When gang violence intensified in and around Freetown in 2016, the then Minister of Internal Affairs, Alfred Palo Conteh, visited the central prison or correctional centre at Pademba Road and instructed correctional officers to oil the gallows in readiness to execute any gang member sentenced to death by hanging. At the same time, political violence had intensified around the country.

Alfred Palo Conteh’s well-publicized visit to the Pademba Road Correctional Centre sent a feeling of extreme nervousness across the country. Gang violence, lawlessness and crime rate subsided especially in the capital city of Freetown.

Throughout Dr. Ernest Bai Koroma’s tenure as President of Sierra Leone (2007 to 2018) nobody heard of or witnessed an attempt to violently overthrow his government. His Vice President, Alhaji Chief Samuel Sam Sumana reported that, President Dr. Ernest Bai Koroma once threatened to kill, bury and drink Champagne over the corpse of anyone who attempted to oppose his Presidency. VP Alhaji Chief Sam Sumana’s video message was deliberately widely shared by APC members and supporters to threaten opponents of President Koroma both within and outside the APC party.

When the SLPP came to power in 2018, they allowed human rights campaigners to influence them to repeal capital punishment and replace it with life imprisonment or not less than 30 years prison term for coup plotters who kill and maim innocent people. Therefore, on 23rd July, 2021 members of the Sierra Leone Parliament unanimously voted for the repeal of the death penalty.

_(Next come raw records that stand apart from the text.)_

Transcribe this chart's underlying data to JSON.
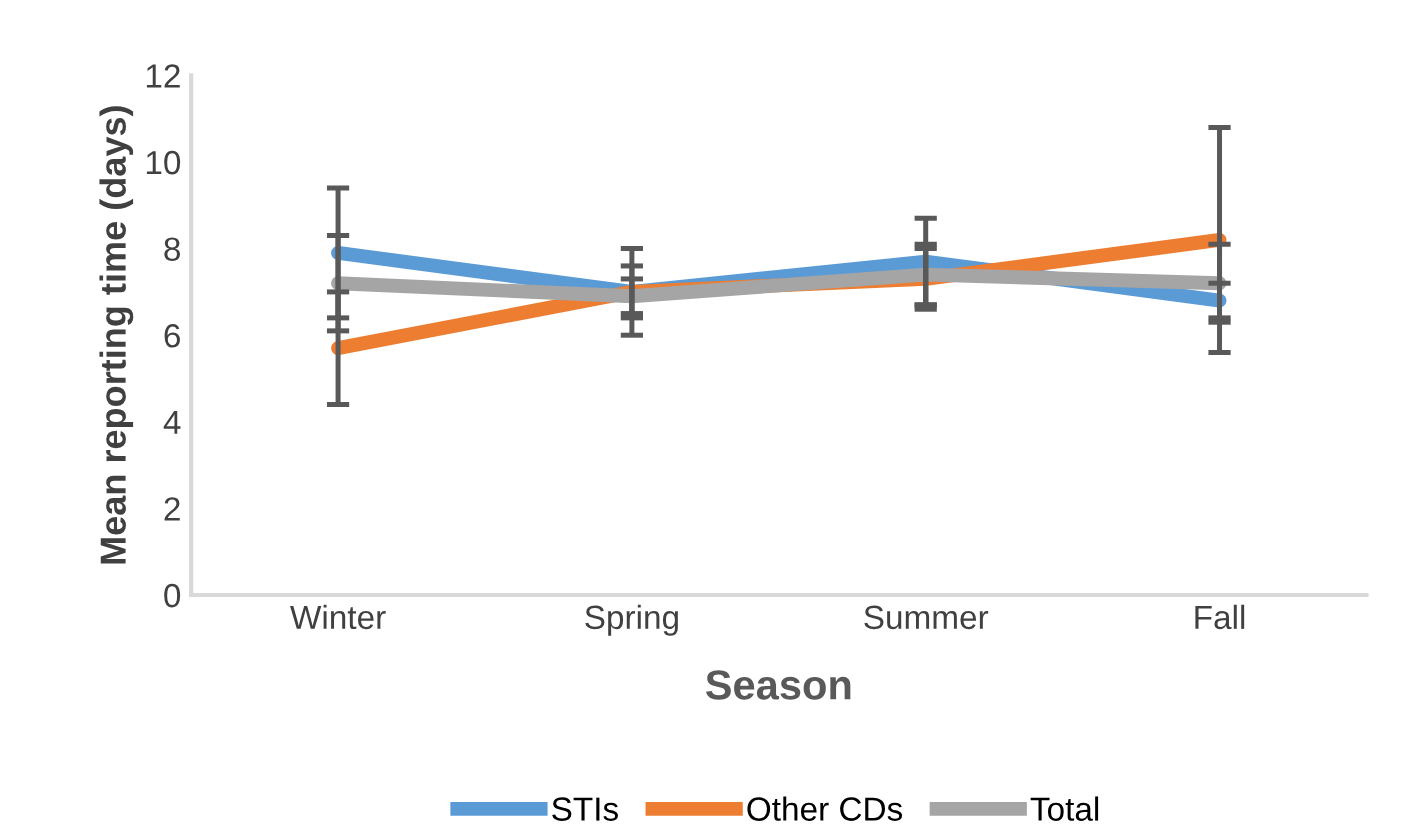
{
  "chart_data": {
    "type": "line",
    "xlabel": "Season",
    "ylabel": "Mean reporting time (days)",
    "categories": [
      "Winter",
      "Spring",
      "Summer",
      "Fall"
    ],
    "series": [
      {
        "name": "STIs",
        "color": "#5b9bd5",
        "values": [
          7.9,
          7.0,
          7.7,
          6.8
        ],
        "errors": [
          1.5,
          1.0,
          1.0,
          0.4
        ]
      },
      {
        "name": "Other CDs",
        "color": "#ed7d31",
        "values": [
          5.7,
          7.0,
          7.3,
          8.2
        ],
        "errors": [
          1.3,
          0.6,
          0.7,
          2.6
        ]
      },
      {
        "name": "Total",
        "color": "#a5a5a5",
        "values": [
          7.2,
          6.9,
          7.4,
          7.2
        ],
        "errors": [
          1.1,
          0.4,
          0.7,
          0.9
        ]
      }
    ],
    "ylim": [
      0,
      12
    ],
    "yticks": [
      0,
      2,
      4,
      6,
      8,
      10,
      12
    ],
    "grid": false,
    "legend": "bottom",
    "marker": "none",
    "line_style": "solid"
  }
}
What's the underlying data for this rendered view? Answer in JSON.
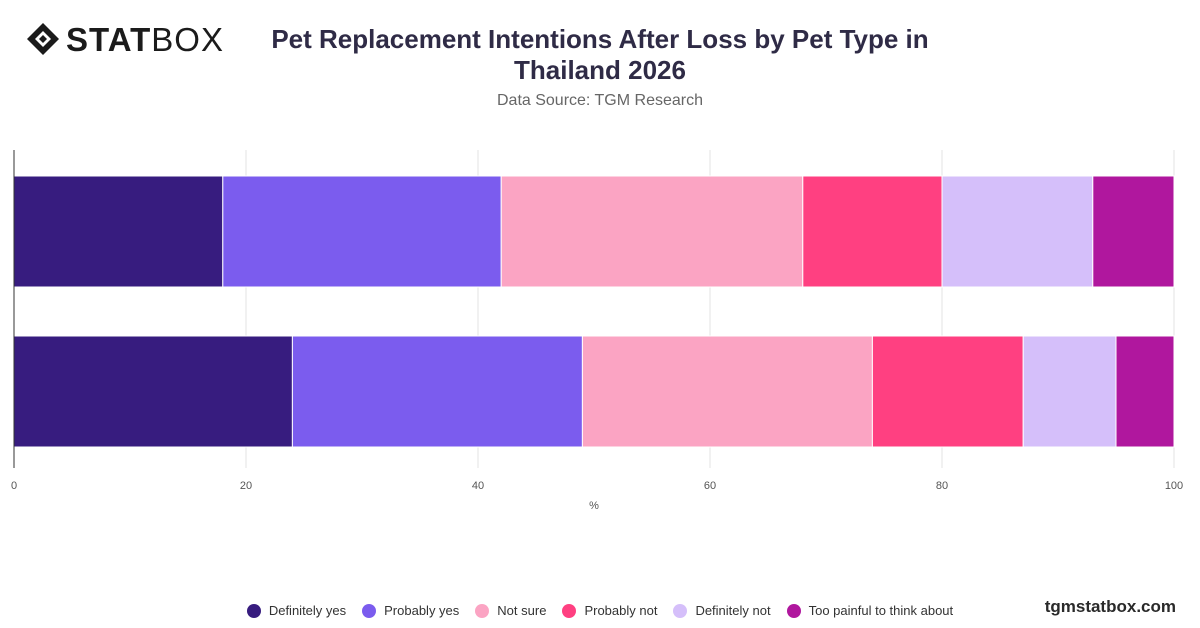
{
  "brand": {
    "logo_bold": "STAT",
    "logo_light": "BOX"
  },
  "header": {
    "title": "Pet Replacement Intentions After Loss by Pet Type in Thailand 2026",
    "subtitle": "Data Source: TGM Research"
  },
  "footer": {
    "site": "tgmstatbox.com"
  },
  "chart_data": {
    "type": "bar",
    "orientation": "horizontal",
    "stacked": true,
    "categories": [
      "",
      ""
    ],
    "series": [
      {
        "name": "Definitely yes",
        "color": "#371c7f",
        "values": [
          18,
          24
        ]
      },
      {
        "name": "Probably yes",
        "color": "#7b5cee",
        "values": [
          24,
          25
        ]
      },
      {
        "name": "Not sure",
        "color": "#fba4c3",
        "values": [
          26,
          25
        ]
      },
      {
        "name": "Probably not",
        "color": "#ff4081",
        "values": [
          12,
          13
        ]
      },
      {
        "name": "Definitely not",
        "color": "#d5bffa",
        "values": [
          13,
          8
        ]
      },
      {
        "name": "Too painful to think about",
        "color": "#b0179e",
        "values": [
          7,
          5
        ]
      }
    ],
    "xlabel": "%",
    "xlim": [
      0,
      100
    ],
    "xticks": [
      0,
      20,
      40,
      60,
      80,
      100
    ],
    "grid": true,
    "legend_position": "bottom"
  }
}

Even in the Almighty United States of America, 27 out of the 50 states that form the Federation still have capital punishment as a legal penalty.

Since President Dr Julius Maada Bio came to power in April 2018, at least, there had been two major attempts to brutally remove him from office.
In August 2022, six Police officers and several unarmed civilians were needlessly killed in an attempt to topple the democratically elected President of Sierra Leone.

In November this year, eighteen service personnel (soldiers) were brutally murdered by a group of renegade soldiers and their civilian supporters in an attempt to violently overthrow the Government of Sierra Leone. They have all been buried, leaving their relatives and friends in a prolonged state of pain and anguish.
Even the most docile President Ahmad Tejan Kabbah refused to repeal the death penalty when his friends in the United Nations were begging him to do so. He described Sierra Leone as an example of a fragile state.

Several people across the country have now called on President Julius Maada Bio to reinstate the death penalty especially for people who attempt to violently overthrow a democratically elected government. That will send a strong message across the country that, violence should not be used to gain political power. Power belongs to the people.

Like President Ahmed Tinubu said in Abuja, Nigeria on Sunday, “Democracy Must Win!”